De repente estava numa casa diferente de todas as que conhecia, num quarto escuro em tons vermelhos. Sentada na cama, envergava uma lingerie escura com pormenores inocentes mas extremamente sexy's. Ouviu o trinco da porta e sentiu-se sorrir, Miguel entrava distraído, de toalha à cintura, ainda quente e molhado do banho. Espantou-se ao perceber que não estava sozinho, sorriu mas esforçou-se por não perder a pose, disse:
- Olá, estás muito bonita...mas agora não posso, vou sair. Fica para outro dia...

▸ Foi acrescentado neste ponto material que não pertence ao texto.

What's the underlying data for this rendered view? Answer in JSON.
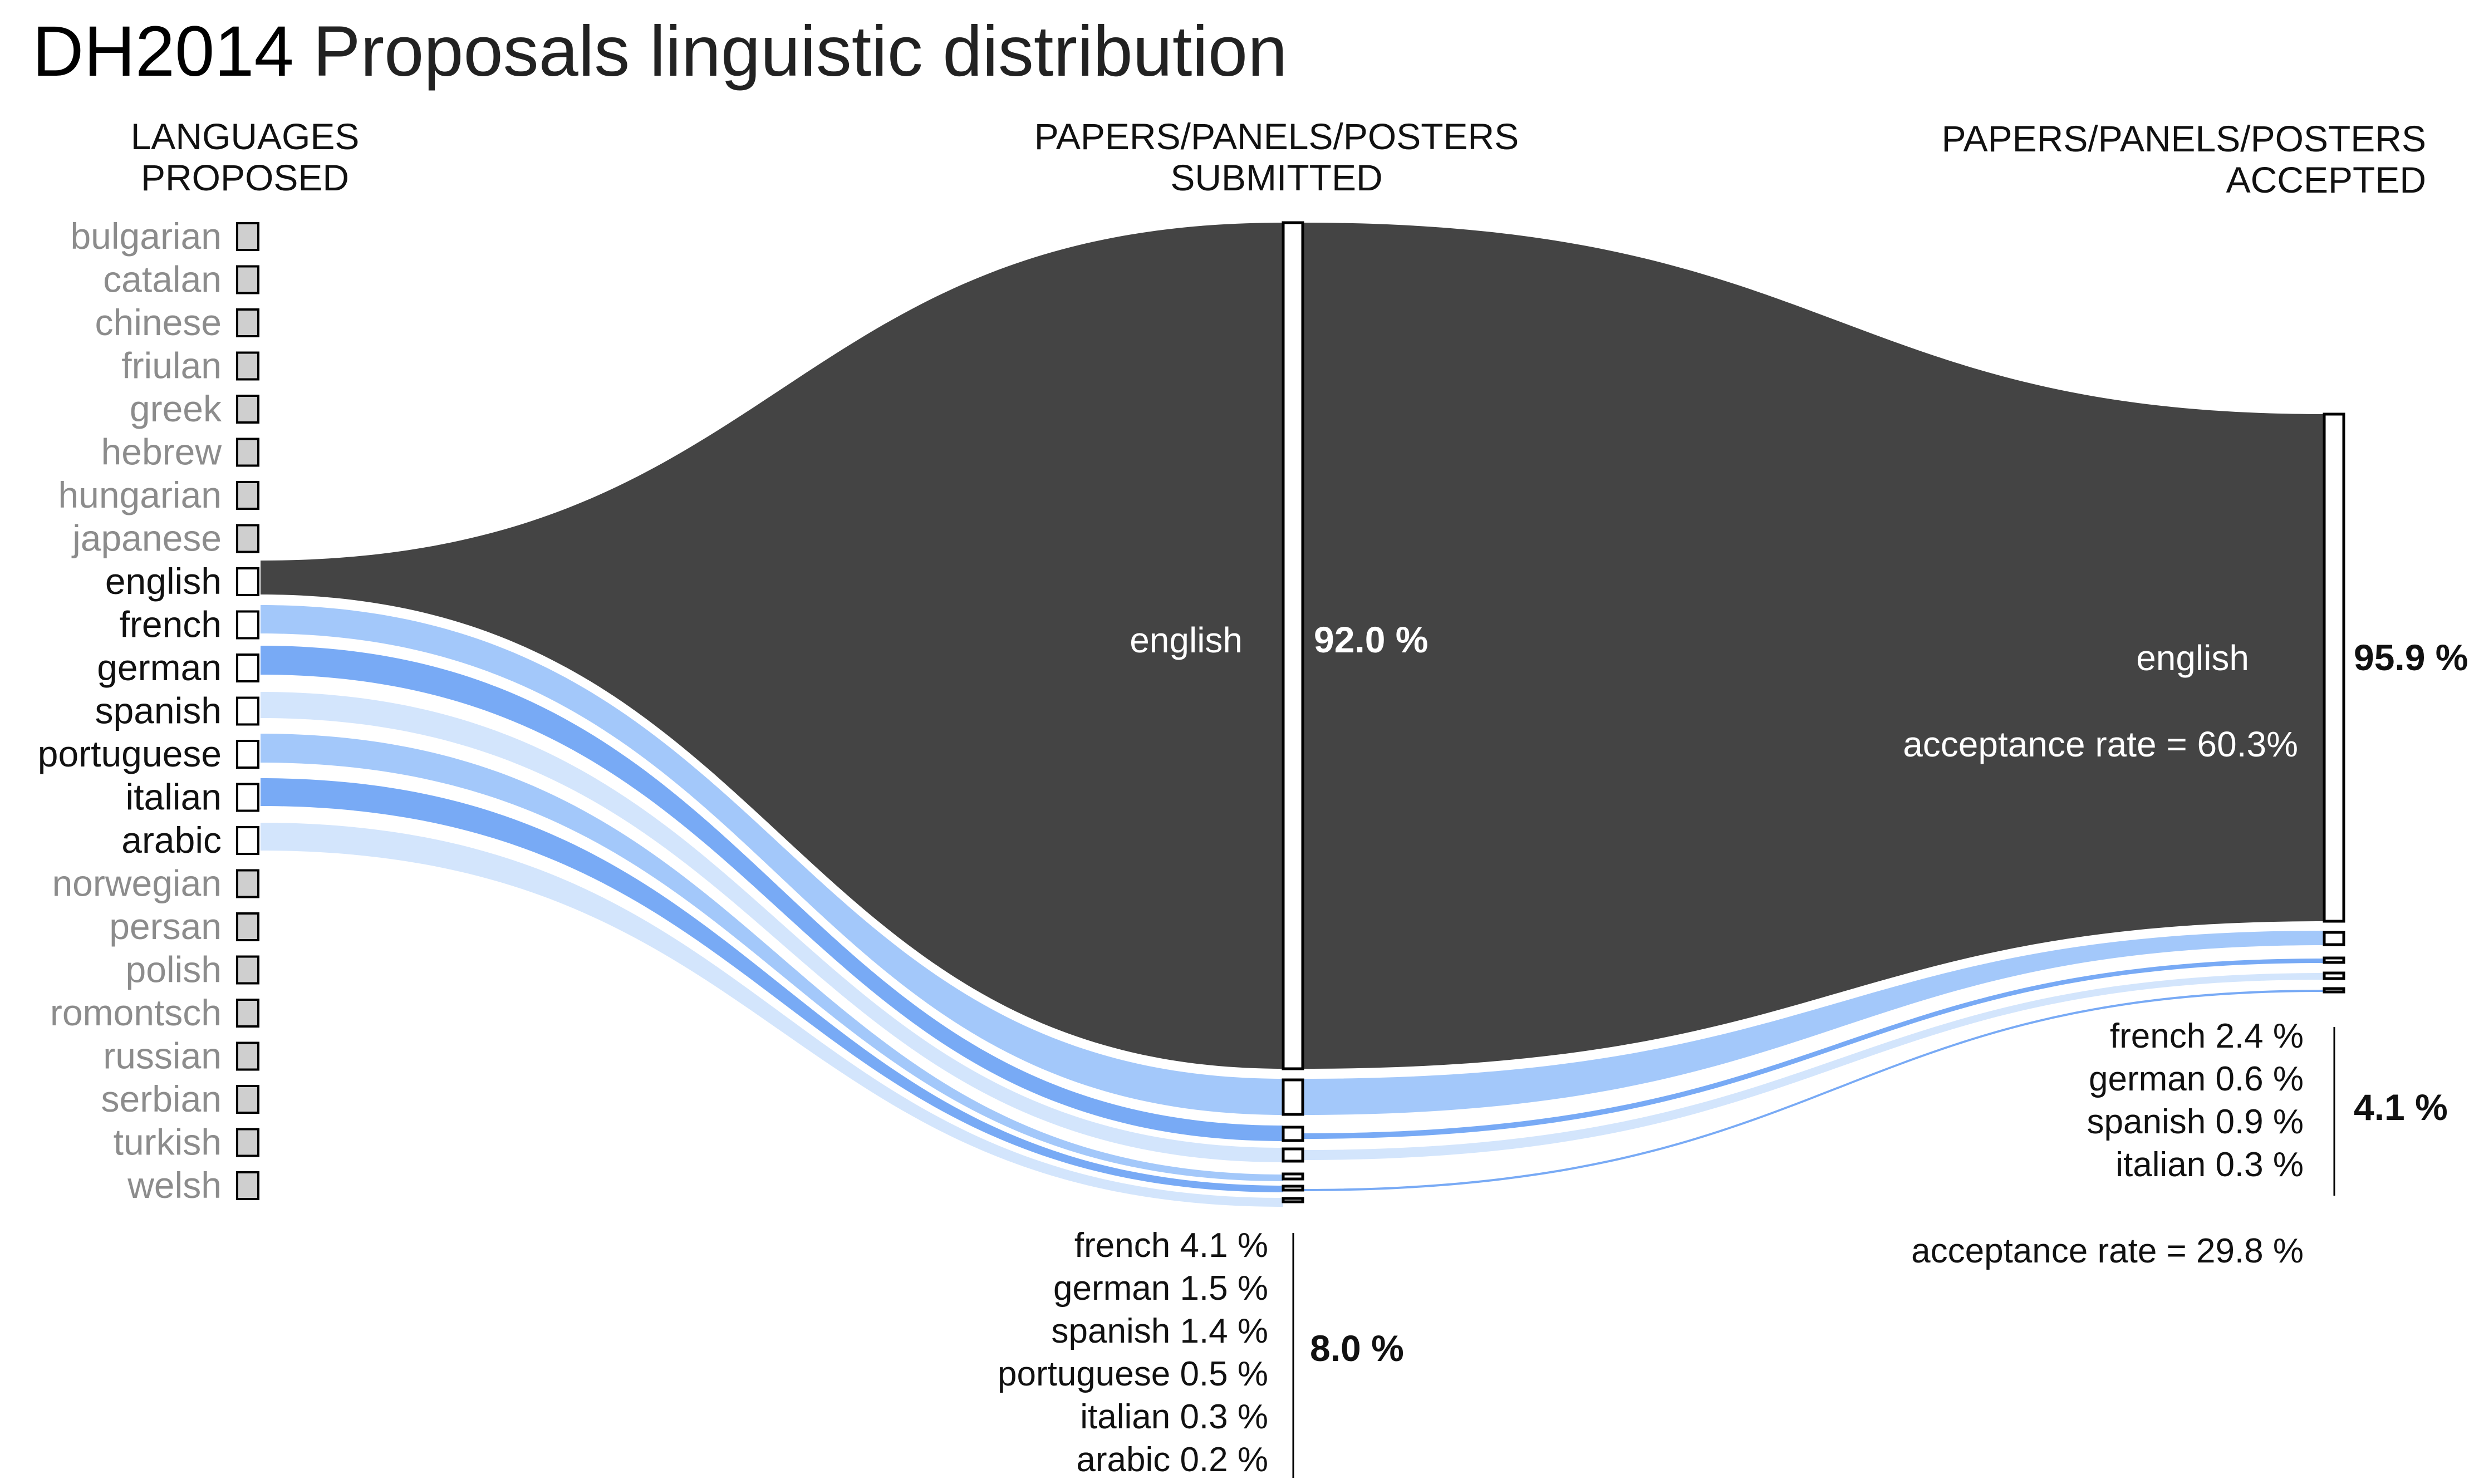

Letícia sentiu os seus olhos faiscarem, levantou-se e a sorrir lascivamente empurrou-o para cima da cama. Abanou a cabeça e prometeu-lhe que ele não sairia dali antes de a satisfazer. Miguel tentou ser forte e negar, mas a sua excitação já era evidente através da toalha branca, na verdade só a visão da sua vizinha naquele conjunto tão sensual já tinha feito estragos. Ela beijou-o de forma ingénua e calma, desceu pelo seu pescoço, mordendo suavemente o seu ombro...passeou a língua pelo seu peito e agarrou a toalha com os dentes, abriu-a e sorriu provocadoramente enquanto o apreciava.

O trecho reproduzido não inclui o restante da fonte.